Big data architecture: data collection-processing-analysis-tool introduction hadoop

Hadoop is an open source distributed computing platform under Apache, which can run on computer clusters and provide reliable and scalable distributed computing functions. At the heart of Hadoop are the distributed file system (HDFS) and the parallel programming framework MapReduce.

history

Hadoop is inseparable from three papers:

  • In 2003, Google released a paper on the distributed file system GFS, which can be used to solve the problem of massive data storage.
  • In 2004, Google published a paper on MapReduce, which can be used to solve massive data computing problems.
  • In 2006, Google released a paper on BigTable, which is a distributed storage system based on GFS as the underlying data storage.

GFS, MapReduce, and BigTable are what we often call the "three carriages". The relationship between Hadoop and these three papers is as follows:

  • HDFS in Hadoop is an open source implementation of GFS;
  • MapReduce in Hadoop is an open source implementation of Google's MapReduce;
  • HBase in Hadoop is an open source implementation of Google's BigTable.

Hadoop Features

Hadoop features are:

  • Cross-platform: hadoop is developed based on java language, has good cross-platform, and can run on Linux platform;
  • High reliability: HDFS in Hadoop is a distributed file system, which can distribute and store massive data redundantly on different machine nodes. Even if a machine copy fails, other machine copies can still run normally;
  • High fault tolerance: HDFS distributes and stores files on many different machine nodes, and can automatically save multiple copies, so when a task on a node fails, it can also be automatically redistributed;
  • Efficiency: Hadoop's core components HDFS and MapReduce, one is responsible for distributed storage and the other is responsible for distributed processing, capable of processing PB-level data;
  • Low cost and high expansion: Hadoop can run on cheap computer clusters, so the cost is relatively low, and it can be extended to thousands of computer nodes to complete the storage and calculation of massive data.

Components of the ecosystem

related items

The Hadoop ecosystem includes many subsystems. Here are some common subsystems, as follows:

HDFS: Distributed File System

HDFS is the Hadoop distributed file system. It is one of the core projects in the Hadoop ecosystem and the basis of data storage management in distributed computing. HDFS has a highly fault-tolerant data backup mechanism, which can detect and respond to hardware failures, and runs on low-cost general-purpose hardware. In addition, HDFS has streaming data access features, provides high-throughput application data access functions, and is suitable for applications with large data sets.

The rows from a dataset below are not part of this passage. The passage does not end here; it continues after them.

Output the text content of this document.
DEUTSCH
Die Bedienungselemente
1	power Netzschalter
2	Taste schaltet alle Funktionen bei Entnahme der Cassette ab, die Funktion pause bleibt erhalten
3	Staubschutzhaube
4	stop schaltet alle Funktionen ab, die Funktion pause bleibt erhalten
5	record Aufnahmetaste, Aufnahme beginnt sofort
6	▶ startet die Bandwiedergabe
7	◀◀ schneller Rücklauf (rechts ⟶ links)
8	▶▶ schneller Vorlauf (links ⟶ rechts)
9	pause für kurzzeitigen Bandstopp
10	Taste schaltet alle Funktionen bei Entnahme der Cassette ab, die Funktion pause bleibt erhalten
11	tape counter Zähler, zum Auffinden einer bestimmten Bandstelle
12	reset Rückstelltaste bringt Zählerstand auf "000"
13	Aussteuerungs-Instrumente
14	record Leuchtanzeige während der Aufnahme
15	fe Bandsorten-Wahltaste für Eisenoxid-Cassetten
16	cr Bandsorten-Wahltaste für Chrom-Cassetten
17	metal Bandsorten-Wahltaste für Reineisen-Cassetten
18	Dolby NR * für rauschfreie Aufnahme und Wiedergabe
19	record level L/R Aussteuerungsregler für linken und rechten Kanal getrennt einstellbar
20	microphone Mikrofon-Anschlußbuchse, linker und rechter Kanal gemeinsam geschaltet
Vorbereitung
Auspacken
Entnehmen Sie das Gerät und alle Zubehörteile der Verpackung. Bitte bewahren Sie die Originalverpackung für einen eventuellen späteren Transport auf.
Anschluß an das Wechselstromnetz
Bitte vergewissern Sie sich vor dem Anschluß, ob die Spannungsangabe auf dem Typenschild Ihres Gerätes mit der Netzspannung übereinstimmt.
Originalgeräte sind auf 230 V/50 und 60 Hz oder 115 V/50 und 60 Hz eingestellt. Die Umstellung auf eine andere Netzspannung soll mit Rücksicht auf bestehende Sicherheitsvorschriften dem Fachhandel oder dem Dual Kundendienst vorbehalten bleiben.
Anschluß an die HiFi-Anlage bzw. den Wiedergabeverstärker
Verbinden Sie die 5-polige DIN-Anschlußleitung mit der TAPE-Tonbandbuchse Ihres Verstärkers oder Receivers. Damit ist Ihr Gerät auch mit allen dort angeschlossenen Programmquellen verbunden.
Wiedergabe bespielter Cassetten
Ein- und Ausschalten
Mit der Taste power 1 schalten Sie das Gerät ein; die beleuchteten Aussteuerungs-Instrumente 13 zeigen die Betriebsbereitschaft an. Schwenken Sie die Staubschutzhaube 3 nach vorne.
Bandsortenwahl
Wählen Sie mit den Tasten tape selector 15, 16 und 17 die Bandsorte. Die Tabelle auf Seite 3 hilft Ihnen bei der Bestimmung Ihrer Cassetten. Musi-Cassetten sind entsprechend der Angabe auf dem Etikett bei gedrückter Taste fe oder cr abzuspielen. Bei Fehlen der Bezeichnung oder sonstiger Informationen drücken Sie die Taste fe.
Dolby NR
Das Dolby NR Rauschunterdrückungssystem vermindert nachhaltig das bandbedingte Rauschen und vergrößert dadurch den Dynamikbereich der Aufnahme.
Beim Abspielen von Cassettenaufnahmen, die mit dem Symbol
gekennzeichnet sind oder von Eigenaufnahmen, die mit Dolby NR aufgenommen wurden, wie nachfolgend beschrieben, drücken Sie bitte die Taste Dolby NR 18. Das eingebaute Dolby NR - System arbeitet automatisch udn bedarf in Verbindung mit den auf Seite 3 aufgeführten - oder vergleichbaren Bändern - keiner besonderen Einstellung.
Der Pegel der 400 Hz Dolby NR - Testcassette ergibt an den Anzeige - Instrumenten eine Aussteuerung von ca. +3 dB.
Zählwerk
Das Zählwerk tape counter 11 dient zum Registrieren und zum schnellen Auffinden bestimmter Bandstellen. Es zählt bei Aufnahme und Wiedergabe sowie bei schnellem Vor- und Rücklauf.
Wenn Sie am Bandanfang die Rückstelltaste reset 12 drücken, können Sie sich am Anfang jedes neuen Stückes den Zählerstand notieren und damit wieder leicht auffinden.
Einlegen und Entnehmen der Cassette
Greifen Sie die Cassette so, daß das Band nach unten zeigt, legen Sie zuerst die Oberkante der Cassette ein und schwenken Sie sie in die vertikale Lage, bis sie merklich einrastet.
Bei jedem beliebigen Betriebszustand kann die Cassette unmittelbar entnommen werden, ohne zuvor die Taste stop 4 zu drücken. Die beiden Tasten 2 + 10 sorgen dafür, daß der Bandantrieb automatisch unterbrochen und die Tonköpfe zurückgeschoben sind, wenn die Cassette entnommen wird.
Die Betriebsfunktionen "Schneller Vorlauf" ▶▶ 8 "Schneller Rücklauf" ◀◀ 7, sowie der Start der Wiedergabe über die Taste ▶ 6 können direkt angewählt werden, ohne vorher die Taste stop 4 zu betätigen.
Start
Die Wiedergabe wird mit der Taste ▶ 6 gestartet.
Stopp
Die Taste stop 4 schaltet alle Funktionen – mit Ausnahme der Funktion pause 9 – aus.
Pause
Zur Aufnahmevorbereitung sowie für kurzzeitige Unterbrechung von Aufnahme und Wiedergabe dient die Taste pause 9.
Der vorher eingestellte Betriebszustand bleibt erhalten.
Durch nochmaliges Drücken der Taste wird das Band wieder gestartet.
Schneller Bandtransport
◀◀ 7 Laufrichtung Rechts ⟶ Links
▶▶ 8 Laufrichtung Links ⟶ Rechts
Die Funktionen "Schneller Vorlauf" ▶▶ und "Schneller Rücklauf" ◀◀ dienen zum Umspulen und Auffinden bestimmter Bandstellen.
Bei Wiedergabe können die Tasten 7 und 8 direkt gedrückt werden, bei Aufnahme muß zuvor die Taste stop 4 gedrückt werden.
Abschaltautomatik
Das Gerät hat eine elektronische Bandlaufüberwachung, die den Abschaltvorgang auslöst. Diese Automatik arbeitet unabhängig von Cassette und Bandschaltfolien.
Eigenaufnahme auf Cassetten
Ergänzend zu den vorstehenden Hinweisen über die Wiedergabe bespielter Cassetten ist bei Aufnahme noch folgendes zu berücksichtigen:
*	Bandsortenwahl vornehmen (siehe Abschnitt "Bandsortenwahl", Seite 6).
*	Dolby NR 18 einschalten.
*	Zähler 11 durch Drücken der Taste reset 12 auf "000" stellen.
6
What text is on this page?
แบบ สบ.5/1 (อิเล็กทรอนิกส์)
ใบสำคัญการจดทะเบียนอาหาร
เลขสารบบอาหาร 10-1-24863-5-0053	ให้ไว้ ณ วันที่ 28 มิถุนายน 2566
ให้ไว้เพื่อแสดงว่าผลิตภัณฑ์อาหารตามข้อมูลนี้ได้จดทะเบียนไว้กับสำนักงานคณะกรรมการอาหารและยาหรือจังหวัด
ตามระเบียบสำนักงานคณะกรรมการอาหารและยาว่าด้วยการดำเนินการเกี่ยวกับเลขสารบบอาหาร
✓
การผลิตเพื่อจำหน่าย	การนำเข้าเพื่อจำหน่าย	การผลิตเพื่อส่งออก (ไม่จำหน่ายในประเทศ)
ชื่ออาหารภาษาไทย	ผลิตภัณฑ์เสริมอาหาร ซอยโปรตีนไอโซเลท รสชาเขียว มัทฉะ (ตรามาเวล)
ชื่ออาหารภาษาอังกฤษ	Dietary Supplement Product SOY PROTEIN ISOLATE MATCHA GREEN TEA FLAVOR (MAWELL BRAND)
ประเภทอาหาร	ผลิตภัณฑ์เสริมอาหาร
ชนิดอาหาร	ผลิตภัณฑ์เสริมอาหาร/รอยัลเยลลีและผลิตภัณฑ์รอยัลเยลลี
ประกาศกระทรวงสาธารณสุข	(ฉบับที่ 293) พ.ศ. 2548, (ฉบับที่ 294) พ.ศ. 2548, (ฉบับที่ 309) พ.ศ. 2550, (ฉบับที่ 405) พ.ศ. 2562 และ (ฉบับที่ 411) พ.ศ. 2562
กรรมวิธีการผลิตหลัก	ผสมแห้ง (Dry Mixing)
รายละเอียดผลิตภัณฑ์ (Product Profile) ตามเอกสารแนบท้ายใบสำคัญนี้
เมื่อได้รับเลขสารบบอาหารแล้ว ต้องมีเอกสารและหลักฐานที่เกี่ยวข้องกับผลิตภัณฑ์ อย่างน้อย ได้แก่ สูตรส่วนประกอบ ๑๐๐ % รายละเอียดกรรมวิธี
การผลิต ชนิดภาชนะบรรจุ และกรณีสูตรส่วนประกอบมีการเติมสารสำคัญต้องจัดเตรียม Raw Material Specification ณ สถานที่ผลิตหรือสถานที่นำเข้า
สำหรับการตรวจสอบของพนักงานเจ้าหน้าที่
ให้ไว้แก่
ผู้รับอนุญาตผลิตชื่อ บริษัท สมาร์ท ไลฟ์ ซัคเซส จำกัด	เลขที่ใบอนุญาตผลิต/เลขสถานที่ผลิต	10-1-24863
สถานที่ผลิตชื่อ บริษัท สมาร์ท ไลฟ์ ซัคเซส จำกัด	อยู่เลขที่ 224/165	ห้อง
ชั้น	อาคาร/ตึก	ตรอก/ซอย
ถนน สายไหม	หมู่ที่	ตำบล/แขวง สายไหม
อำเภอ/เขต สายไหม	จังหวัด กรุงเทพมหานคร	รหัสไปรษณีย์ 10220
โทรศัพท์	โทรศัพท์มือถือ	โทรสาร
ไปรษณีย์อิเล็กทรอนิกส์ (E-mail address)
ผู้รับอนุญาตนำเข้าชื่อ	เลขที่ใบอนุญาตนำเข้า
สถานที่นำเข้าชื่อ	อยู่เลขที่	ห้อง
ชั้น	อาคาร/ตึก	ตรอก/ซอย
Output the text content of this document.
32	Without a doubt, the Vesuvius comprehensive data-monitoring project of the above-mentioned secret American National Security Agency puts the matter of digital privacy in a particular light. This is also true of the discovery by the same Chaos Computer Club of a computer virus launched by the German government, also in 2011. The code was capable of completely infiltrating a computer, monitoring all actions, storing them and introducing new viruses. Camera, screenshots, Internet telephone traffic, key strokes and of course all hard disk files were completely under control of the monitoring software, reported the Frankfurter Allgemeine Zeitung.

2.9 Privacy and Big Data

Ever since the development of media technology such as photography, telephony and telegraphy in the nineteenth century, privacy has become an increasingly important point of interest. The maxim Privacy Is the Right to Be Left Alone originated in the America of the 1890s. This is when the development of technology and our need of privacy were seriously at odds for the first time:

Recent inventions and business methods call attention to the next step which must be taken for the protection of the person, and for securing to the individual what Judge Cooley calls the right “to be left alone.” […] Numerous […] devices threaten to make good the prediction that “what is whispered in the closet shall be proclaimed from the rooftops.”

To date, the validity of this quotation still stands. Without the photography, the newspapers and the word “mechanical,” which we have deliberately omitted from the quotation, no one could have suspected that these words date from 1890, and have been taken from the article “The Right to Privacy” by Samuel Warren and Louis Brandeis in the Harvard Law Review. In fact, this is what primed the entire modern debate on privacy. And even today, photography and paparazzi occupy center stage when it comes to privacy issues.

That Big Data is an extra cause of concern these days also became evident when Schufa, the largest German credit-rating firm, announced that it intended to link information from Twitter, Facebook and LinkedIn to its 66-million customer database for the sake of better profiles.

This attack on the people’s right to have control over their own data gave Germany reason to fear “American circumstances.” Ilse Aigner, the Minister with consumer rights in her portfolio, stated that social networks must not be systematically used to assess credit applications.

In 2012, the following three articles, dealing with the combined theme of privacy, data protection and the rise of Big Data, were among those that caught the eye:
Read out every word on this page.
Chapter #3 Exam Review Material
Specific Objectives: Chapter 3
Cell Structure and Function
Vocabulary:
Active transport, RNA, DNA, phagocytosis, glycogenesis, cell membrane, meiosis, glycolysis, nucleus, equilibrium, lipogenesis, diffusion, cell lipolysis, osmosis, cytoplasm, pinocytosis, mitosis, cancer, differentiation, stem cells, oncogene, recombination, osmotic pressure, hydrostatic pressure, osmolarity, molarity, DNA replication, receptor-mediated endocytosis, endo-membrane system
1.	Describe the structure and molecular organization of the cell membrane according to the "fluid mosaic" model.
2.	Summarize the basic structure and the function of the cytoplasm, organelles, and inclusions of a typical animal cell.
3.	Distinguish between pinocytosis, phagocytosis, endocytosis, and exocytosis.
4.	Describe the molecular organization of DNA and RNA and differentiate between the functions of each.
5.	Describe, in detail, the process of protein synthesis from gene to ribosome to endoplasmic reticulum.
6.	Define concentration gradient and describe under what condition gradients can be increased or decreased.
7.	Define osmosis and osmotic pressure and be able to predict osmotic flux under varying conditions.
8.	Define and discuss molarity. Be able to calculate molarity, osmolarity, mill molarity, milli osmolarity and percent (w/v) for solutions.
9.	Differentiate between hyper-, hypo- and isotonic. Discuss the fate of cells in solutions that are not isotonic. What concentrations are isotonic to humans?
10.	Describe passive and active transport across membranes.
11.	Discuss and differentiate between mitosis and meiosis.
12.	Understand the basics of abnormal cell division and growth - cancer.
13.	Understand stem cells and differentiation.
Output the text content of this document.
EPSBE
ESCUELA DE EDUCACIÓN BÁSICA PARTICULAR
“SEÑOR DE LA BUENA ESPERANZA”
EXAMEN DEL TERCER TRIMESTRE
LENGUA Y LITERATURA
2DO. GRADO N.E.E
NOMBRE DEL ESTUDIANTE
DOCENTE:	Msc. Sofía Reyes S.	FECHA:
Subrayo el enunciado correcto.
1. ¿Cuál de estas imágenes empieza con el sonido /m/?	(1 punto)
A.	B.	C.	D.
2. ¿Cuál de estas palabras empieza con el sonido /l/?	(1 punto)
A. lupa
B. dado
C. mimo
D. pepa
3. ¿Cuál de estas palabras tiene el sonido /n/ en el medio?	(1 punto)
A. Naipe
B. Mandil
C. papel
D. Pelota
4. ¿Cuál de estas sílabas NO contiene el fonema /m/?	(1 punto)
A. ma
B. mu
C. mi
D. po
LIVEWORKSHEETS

MapReduce: Distributed Computing Framework

MapReduce is a computing model for parallel computing of large-scale data sets (greater than 1TB). "Map" performs specified operations on independent elements on the data set to generate intermediate results in the form of key-value pairs; "Reduce" reduces all "values" of the same "key" in the intermediate results to obtain the final result. The "divide and conquer" idea of ​​MapReduce greatly facilitates programmers to run their programs on distributed systems without distributed parallel programming.

Yarn: a resource management framework

Yarn (Yet Another Resource Negotiator) is a resource manager in Hadoop 2.0. It can provide unified resource management and scheduling for upper-layer applications. benefit.

Sqoop: data migration tool

Sqoop is an open source data import and export tool, which is mainly used for data conversion between Hadoop and traditional databases. It can import data from a relational database (such as MySQL, Oracle, etc.) into Hadoop's HDFS , HDFS data can also be exported to a relational database, making data migration very convenient.

Mahout: A library of data mining algorithms

Mahout is an open source project under Apache. It provides some scalable implementations of classic algorithms in the field of machine learning, aiming to help developers create intelligent applications more conveniently and quickly. Mahout contains many implementations, including clustering, classification, recommendation filtering, and frequent subitem mining. Additionally, Mahout can be efficiently scaled to the cloud by using the Apache Hadoop library.

Hbase: distributed storage system

HBase is a Google Bigtable clone, which is a scalable, highly reliable, high-performance, distributed and column-oriented dynamic schema database for structured data. Unlike traditional relational databases, HBase adopts the data model of BigTable: an enhanced sparse sorted mapping table (Key/Value), where the key consists of row keywords, column keywords, and timestamps. HBase provides random, real-time read and write access to large-scale data. At the same time, the data stored in HBase can be processed using MapReduce, which perfectly combines data storage and parallel computing.

Zookeeper: Distributed Collaboration Service

Zookeeper is a distributed, open source distributed application coordination service, an open source implementation of Google's Chubby, and an important component of Hadoop and HBase. It is a software that provides consistent services for distributed applications. Its functions include: configuration maintenance, domain name service, distributed synchronization, group service, etc. It is used to build distributed applications and reduce the coordination tasks undertaken by distributed applications.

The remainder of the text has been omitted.